Friday 30 November 2018

The state of UK poetry

In a recent Guardian article Sandeep Parmar noted the poetry concerns of some writers -

  • "contemporary poetry is in a rotten state,” according to Rose Tremain in the TLS. “Having binned all the rules, most poets seem to think that rolling out some pastry-coloured prose, adding a sprinkling of white space, then cutting it up into little shapelets will do. I’m fervently hoping for something better soon.”
  • In a recent interview, poet and editor Robin Robertson also railed against current poetry, which for him divides into two extremes: “light verse” or “incomprehensible”

These are time-worn moans. I have some sympathies with them but no more so than decades ago. Here are some extracts from poetry publications I've recently read -

  • "it's not until we quiet again that we clock the car we're in is not in fact the thing we thought was moving" (Sam Buchan-Watts). Not even good prose.
  • "Like others/ you wait/ in queues/ for the drought to end" (Arundhathi Subramaniam). Four line-breaks disguise nothing
  • "And love grows angel in the gloom/ with your calls through resistant stars" (Ishion Hutchinson). Eh?

To those complaints could be added

Poetry's commonly attacked from without for being prose chopped up or for being difficult. Are these criticism from within more worrying? (Tremain may not be a poet, but she's been part of the Literary and Creative Writing scene for years). I think they signal a shift in the nature of the literary world, and of the mainstream.

  • The eco-system - As more Creative Writing students graduate, the number of potential literary readers and writers increases. Thanks to the internet, they no longer form an archipelago. Members of a minority need no longer live in the same geographic community to sustain each other.
    Readers and writers are more in touch with each other. Writers run workshops, attend festivals, and engage via social media.
  • The poetry - The notion of "mainstream" has often been contested. Here are two attempts to describe it
    • "The conventional or mainstream poem today is a univocal, more or less plain-spoken, short narrative often culminating in a sort of epiphany. Such a form must convey an impression of closure and wholeness no matter what it says", Rae Armantrout, "Sagetrieb", 11.3 (1992)
    • "the [mainstream] work appears spoken in a natural voice; there must be a sense of urgency and immediacy to this 'affected naturalness' so as to make it appear that one is reexperiencing the original event; there must be a 'studied artlessness' that gives a sense of spontaneous personal sincerity; and there must be a strong movement toward emphatic closure", Charles Altieri, "Self and Sensibility in Contemporary American Poetry", CUP, 1984, p.10
    If by "mainstream" people mean accessible poetry which has literary credibility, then I think the old mainstream has been squeezed. Perhaps once upon a time there was (as viewed from within) a majority style and several minority styles, but now more than ever that "mainstream poetry" is one style amongst many others.

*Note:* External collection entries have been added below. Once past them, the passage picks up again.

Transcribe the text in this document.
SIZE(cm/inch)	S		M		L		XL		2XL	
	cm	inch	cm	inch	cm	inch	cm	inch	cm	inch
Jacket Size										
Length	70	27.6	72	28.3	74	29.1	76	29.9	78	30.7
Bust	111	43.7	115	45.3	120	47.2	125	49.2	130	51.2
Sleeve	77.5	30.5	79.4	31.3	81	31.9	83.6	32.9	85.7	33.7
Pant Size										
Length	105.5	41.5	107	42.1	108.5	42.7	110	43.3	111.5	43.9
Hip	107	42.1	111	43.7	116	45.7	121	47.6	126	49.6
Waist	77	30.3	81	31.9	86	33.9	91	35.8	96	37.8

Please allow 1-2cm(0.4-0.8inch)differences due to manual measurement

So I can see why writers might feel that poetry has changed, that mainstream poetry is under attack. It would be an exaggeration to claim that there is a new mainstream, but a new shared set of influences may be leading to a loose consensus. For a start, the building blocks of poetry have changed. These books indicate the shift -

  • Close calls with nonsense (Stephen Burt). An unpreachy look at the factors and fashions involved with recent North American poetry.
  • How to write a poem (John Redmond) A book for beginners that provides building blocks more in keeping with contemporary poetry - a Jori Graham poem is successfully discussed

The new mainstream has more styles, and is written by more types of people. I see this as enrichment rather than dilution. It's as likely to involve Oulipo wordplay as Confessionalism (and one person is more likely to write either). It may have one foot in academia, though the other might be on local radio for National Poetry Day. I don't think "The Poetry Review" represents it. Magazines like "Under the Radar" may.